DIAMOND, Mo. — George Washington Carver was a man of many talents — “inventor,” “agricultural scientist” and, as Time magazine dubbed him in 1941, a genius in the vein of Leonardo da Vinci.
But you can add another accolade to the end of his name — “man of faith.” It’s a much less publicized aspect of his otherwise very public life, when compared with his revolutionizing cultivation of soil-enriching crops, such as peanuts and soybeans, from depleted cotton soil, for example, or discovering 100-plus uses for the sweet potato and 300 uses for the peanut.
Regardless, Carver believed he could harbor a deep faith in both God and in science — as equals — and he successfully integrated the two during his 79 years on Earth.
“Faith was a huge part of his life,” said Valerie Baldwin, a park ranger at the national monument. “(He) would make the time to attend church and, every morning, go for a walk in the woods to communicate with the creator.”
Baldwin will be discussing the famed scientist’s deep Christian faith during two discussions from 1 to 2 p.m. today and Sunday at the Carver National Monument in Newton County.

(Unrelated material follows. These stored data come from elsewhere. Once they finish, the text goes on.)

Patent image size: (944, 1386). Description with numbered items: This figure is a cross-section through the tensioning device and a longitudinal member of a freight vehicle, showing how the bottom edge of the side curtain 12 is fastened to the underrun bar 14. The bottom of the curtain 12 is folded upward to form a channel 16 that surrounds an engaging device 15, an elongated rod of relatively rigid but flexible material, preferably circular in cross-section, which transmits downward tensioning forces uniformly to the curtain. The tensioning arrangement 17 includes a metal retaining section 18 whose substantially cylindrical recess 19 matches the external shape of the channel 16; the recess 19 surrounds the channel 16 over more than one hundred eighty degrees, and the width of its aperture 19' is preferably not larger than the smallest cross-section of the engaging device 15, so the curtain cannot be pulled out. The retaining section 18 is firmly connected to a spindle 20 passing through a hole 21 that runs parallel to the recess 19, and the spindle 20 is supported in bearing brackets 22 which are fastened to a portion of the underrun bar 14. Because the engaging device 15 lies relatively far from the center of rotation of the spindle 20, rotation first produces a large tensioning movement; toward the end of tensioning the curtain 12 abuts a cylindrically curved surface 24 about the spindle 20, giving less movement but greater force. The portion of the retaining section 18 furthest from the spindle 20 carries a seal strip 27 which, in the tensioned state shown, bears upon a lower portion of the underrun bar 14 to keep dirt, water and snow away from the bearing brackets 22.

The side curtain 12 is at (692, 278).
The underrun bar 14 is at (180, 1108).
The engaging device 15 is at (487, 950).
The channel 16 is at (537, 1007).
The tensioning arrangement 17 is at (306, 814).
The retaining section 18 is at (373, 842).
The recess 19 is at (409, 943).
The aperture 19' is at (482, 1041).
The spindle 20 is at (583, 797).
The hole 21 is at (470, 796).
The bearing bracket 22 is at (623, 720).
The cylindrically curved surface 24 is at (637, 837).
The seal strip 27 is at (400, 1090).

Carver’s deep Christian faith “was as much a part of who he was as his desire to get an education and … to help people,” Baldwin said. “Every one of us have characteristics that make up who we are. Some have faith as a huge part of their lives, others may not. But that is what makes each of us so special.”
Carver became a Christian as a young boy, at the age of 10. Even at that young age, he had already lived a lifetime of stress, born as an American slave on the Moses Carver farm and surviving a kidnapping by Arkansas night raiders when he was just an infant; even growing up in a deeply segregated world, with few black schools available in the south, he thrived, particularly spiritually.
Simple fact is, his studies of nature that convinced him of the existence and benevolence of the Creator.
In 1931, he wrote about his conversion in a letter to Isabelle Coleman:
“There isn’t much of a story to it. God just came into my heart one afternoon while I was alone in the ‘loft’ of our big barn while I was shelling corn to carry to the mille to be ground into meal.
"A dear little white boy, one of our neighbors, about my age came by one Saturday morning, and in talking and playing he told me he was going to Sunday school tomorrow morning. I was eager to know what a Sunday school was. He said they sang hymns and prayed. I asked him what prayer was and what they said. I do not remember what he said; only remember that as soon as he left I climbed up into the 'loft,' knelt down by the barrel of corn and prayed as best I could. I do not remember what I said. I only recall that I felt so good that I prayed several times before I quit.
“My brother and myself were the only colored children in that neighborhood and of course, we could not go to church or Sunday school of any kind.
“This was a simple conversion,” he wrote, “and I have tried to keep the faith.”
Carver often attributed many of his greatest discoveries and successes not to science but to God. The great botanist “was a humble man who truly believed that all of his greatness came from the creator,” Baldwin said.
Carver died Jan. 5, 1943. The epitaph on his grave on the Tuskegee University campus summarizes the life and character of this former slave, man of science, and man of God: “He could have added fortune to fame, but caring for neither, he found happiness and honor in being helpful to the world.”